Enterprise deployment of small language models (SLMs) is constrained by epistemic asymmetry: SLMs cannot self-correct reasoning errors, while frontier LLMs are prohibitively costly and face data sovereignty limits for high-volume use. We propose Semantic Gradient Descent (SGDe), a teacher-student framework that compiles agentic workflows into discrete execution plans comprising DAG topologies, system prompts, and deterministic executable code. The trailing "e" distinguishes SGDe from stochastic gradient descent. SGDe operates in a discrete semantic space where a frontier teacher generates natural-language critiques acting as directional gradients to iteratively refine the SLM's workflow artefacts.
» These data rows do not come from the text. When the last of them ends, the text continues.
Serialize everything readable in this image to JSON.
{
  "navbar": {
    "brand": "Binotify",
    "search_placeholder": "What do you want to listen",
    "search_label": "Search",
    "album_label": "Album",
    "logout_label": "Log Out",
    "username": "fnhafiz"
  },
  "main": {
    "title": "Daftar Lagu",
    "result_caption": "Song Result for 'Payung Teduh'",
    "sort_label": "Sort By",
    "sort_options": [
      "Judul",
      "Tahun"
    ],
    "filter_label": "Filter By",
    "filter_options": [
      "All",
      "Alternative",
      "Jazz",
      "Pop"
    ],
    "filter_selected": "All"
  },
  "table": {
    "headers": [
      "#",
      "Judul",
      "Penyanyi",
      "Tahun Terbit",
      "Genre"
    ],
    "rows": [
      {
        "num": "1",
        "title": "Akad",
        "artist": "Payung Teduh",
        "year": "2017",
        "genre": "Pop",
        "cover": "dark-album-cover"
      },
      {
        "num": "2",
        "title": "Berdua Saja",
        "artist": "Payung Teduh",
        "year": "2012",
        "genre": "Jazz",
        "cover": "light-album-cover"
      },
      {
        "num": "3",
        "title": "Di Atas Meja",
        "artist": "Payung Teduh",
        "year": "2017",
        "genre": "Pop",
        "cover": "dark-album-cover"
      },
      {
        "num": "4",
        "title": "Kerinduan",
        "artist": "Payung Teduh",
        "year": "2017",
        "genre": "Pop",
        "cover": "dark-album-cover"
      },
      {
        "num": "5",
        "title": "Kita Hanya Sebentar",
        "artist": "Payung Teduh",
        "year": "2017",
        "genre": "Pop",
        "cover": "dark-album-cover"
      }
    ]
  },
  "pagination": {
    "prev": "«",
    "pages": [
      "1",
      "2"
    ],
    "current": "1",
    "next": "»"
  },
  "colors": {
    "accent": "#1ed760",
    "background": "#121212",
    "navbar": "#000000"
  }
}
We formalise SGDe within a PAC learning framework, establishing sample-complexity bounds that enable convergence with as few as three training examples on targeted synthetic tasks by leveraging the teacher as a statistical prior. On a GSM-Hard-derived test set built via adversarial synthesis, compiled workflows reach 91.3% accuracy at m=5 and 99.3% at m=3 within the small-m regime motivated by Corollary 1, a +26.3% to +34.3% absolute improvement over state-of-the-art prompt optimisers. In the emerging paradigm of harness engineering, SGDe treats placement of deterministic code (which subtasks to delegate to a Python runtime versus retain as LLM calls) as a trace-driven, per-node optimisation target, generalising the whole-problem offloading of PAL and PoT. The teacher compiles two complementary deterministic structures: capability offloading, which delegates subtasks to Python when the SLM cannot execute them reliably, and structural consensus, which wraps variance-limited reasoning steps in fan-out/fan-in subgraphs aggregated by deterministic voting.